4 Infelice chi ha il prete come vicino di casa; / il vicinato non vive più in pace / dove lui arriva non c'è bisogno dell'uncino, / col vestito se ne va anche il terreno davanti a te. / Corre addosso specialmente alle vedove / oppure alle donne incinte. In D. Scarfoglio, Poesia erotica popolare in Calabria, Cosenza, Brenner, 1980, p.76. La traduzione è dello stesso Scarfoglio.
5 Riportato da R. Zapperi, L'uomo incinto - La donna, l'uomo e il potere, Cosenza, Lerici, 1979, p.19.
6 Ripreso da Luigi M. Lombardi Satriani, op. cit., p.101.
7 R. Lombardi Satriani, Racconti popolari calabresi, vol.

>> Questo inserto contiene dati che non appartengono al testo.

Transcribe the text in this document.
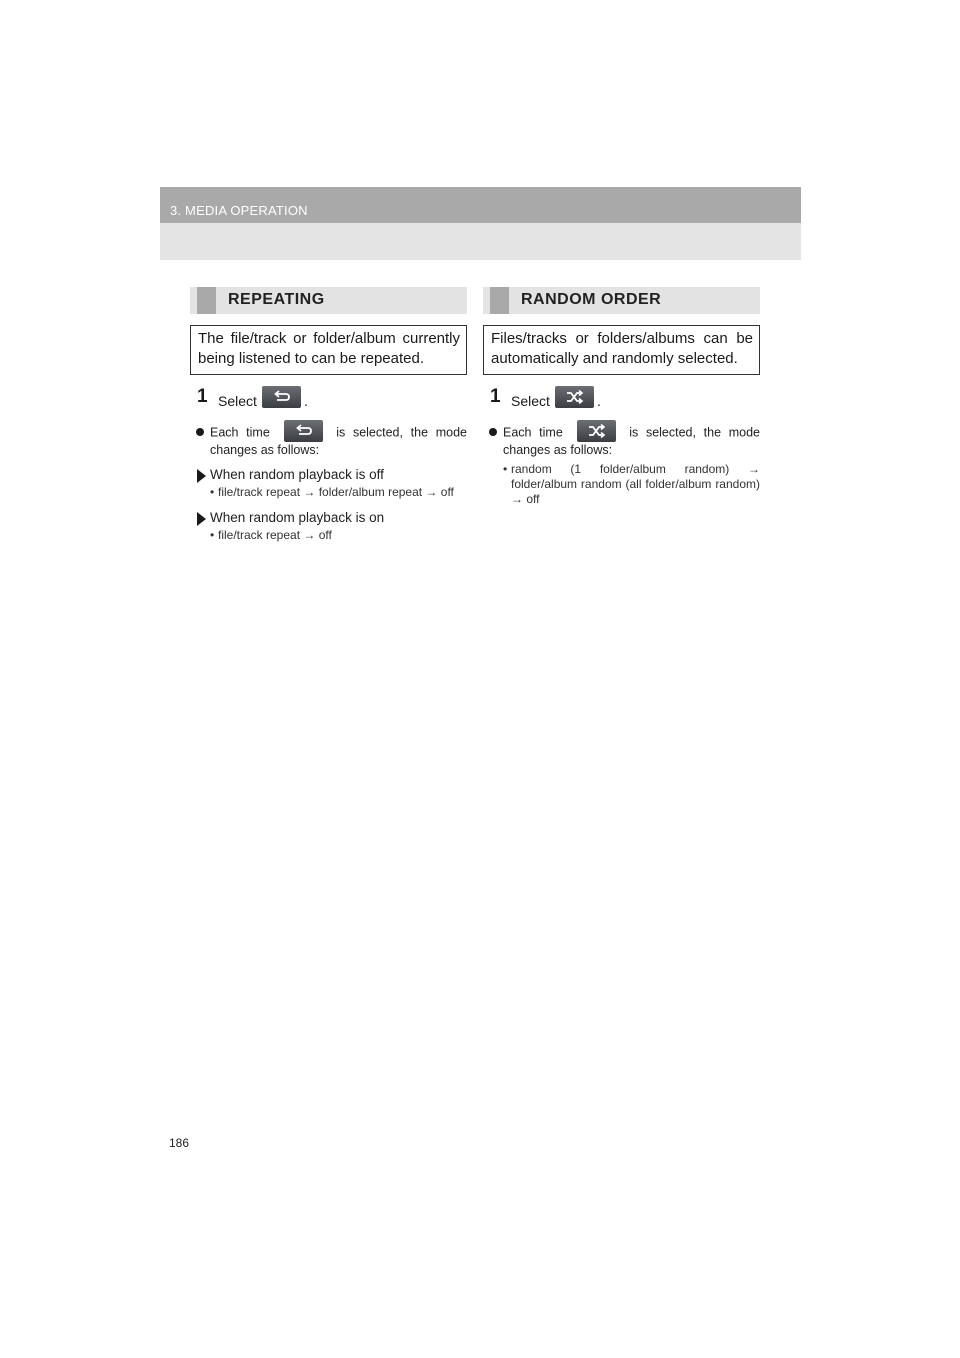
3. MEDIA OPERATION
REPEATING
The file/track or folder/album currently being listened to can be repeated.
1 Select	.
Each time	is selected, the mode changes as follows:
When random playback is off
• file/track repeat → folder/album repeat → off
When random playback is on
• file/track repeat → off
RANDOM ORDER
Files/tracks or folders/albums can be automatically and randomly selected.
1 Select	.
Each time	is selected, the mode changes as follows:
• random (1 folder/album random) → folder/album random (all folder/album random) → off
186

IV, Cosenza, Brenner, pp.109-111.
8 Ibidem, pp.79-81.
9 Ibidem, pp.167-168.
10 Luigi M. Lombardi Satriani, op. cit., p.139.
11 Per il regime alimentare delle classi subalterne in Calabria, e in particolare nella zona delle Serre, si rinvia a Vito Teti, Il pane, le beffa e la festa, Firenze, Guaraldi, 1976.
12 Per tutti questi aspetti vedi R. Zapperi, op. cit..
13 G. Pitrè, Fiabe e leggende popolari siciliane, Palermo, 1888, pp.297-299; rip. da R. Zapperi, op. cit., pp.14-15. L'ho riportata nella traduzione di Zapperi.
14 Per la concezione del folklore come cultura di contestazione v. Luigi M. Lombardi Satriani, Antropologia culturale e analisi della cultura subalterna, Milano, Rizzoli, 1980.
15 Sul rapporto ermafroditismo-psicopompo, con particolare riferimento alla figura di Pulcinella, v. A. Rossi-R. De Simone, Carnevale si chiamava Vincenzo, Roma, De Luca, 1977, pp.183-208.